La recension ne mentionne pas non plus le fait que notre livre contribue significativement à une meilleure compréhension de la Rébellion dans le Haut-Canada, une réévaluation grandement nécessaire. Depuis la monographie de type locale et biographique de Colin Read parue en 1982[7], seuls quelques articles et chapitres ont été publiés, et ils peignent globalement une image assez dévastatrice des « rebelles »[8]. Or, dans son chapitre, Albert Schrauwers réexamine l’un des leaders de la Rébellion, le Dr Charles Duncombe. Plutôt que le radical désorganisé et logiquement marginalisé présenté par Read, Schrauwers décrit un théoricien économique exprimant une idéologie documentée, cohérente et progressiste. Le chapitre démontre à quel point la question monétaire permet de constater le caractère antidémocratique de la transition au capitalisme moderne, et soutient par ce biais la thèse que les patriotes défendaient une conception économique alternative, plus morale et plus égalitaire. Ce chapitre intéressera les historien-ne-s à travers les continents qui se penchent sur l’histoire de l’argent, un objet en plein essor, et qui découvriront donc au passage l’histoire canadienne. Les objectifs des Américains ayant participé à la Rébellion sont également réévalués dans le livre, ce que ne souligne pas la recension. Bien que la plupart des historien-ne-s canadien-ne-s considèrent encore ces Américains comme des opportunistes dont le seul but était de s’emparer du Haut-Canada, des « filibusters » agissant au nom de l’exceptionnalisme (supérieur) américain, le chapitre de Thomas Richards Jr. propose une histoire plus complexe. Avec ce qu’il appelle « the lure of a Canadian Republic », il soutient que ces hommes ne voulaient pas étendre le territoire américain. Au contraire, ils visaient selon lui la création d’une république canadienne distincte, une alternative politique, économique et sociale à des États-Unis dont ils voulaient s’émanciper.

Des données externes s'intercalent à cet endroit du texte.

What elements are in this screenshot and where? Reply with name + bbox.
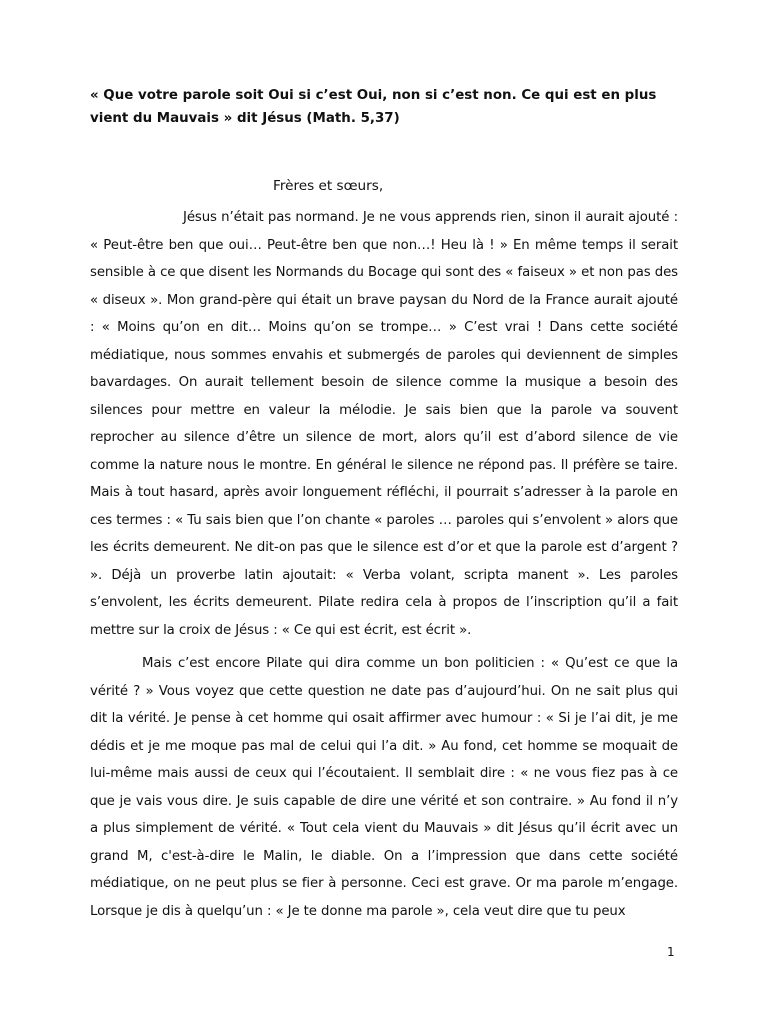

Enfin, nous regrettons particulièrement l’absence d’Amy Greenberg dans la recension. Elle est l’auteure d’un surprenant post-scriptum sur l’idée de l’annexion du Canada après 1838, qui rappelle aux historien-ne-s étasunien-ne-s l’importance historique du Canada. Greenberg est l’une des historiennes de la période jacksonienne les plus connues aux États-Unis, non seulement dans les milieux universitaires, mais au-delà également, ayant fait de nombreuses apparitions sur C-Span et CNN. Titulaire de la chaire Edwin Erle Sparks d’histoire et d’études féminines à Pennsylvania State University, elle est l’auteure de plusieurs livres primés, tel que Wicked War : Polk, Clay, Lincoln and the 1846 US Invasion of Mexico. Le fait qu’une historienne aussi renommée s’intéresse à la Rébellion est important. Si les historien-ne-s étasunien-ne-s ne connaissent pas les deux noms sur la couverture du livre, ils vont reconnaître celui d’Amy Greenberg, ce qui les encouragera à découvrir la Rébellion, et par conséquent à s’intéresser à l’histoire québécoise et canadienne.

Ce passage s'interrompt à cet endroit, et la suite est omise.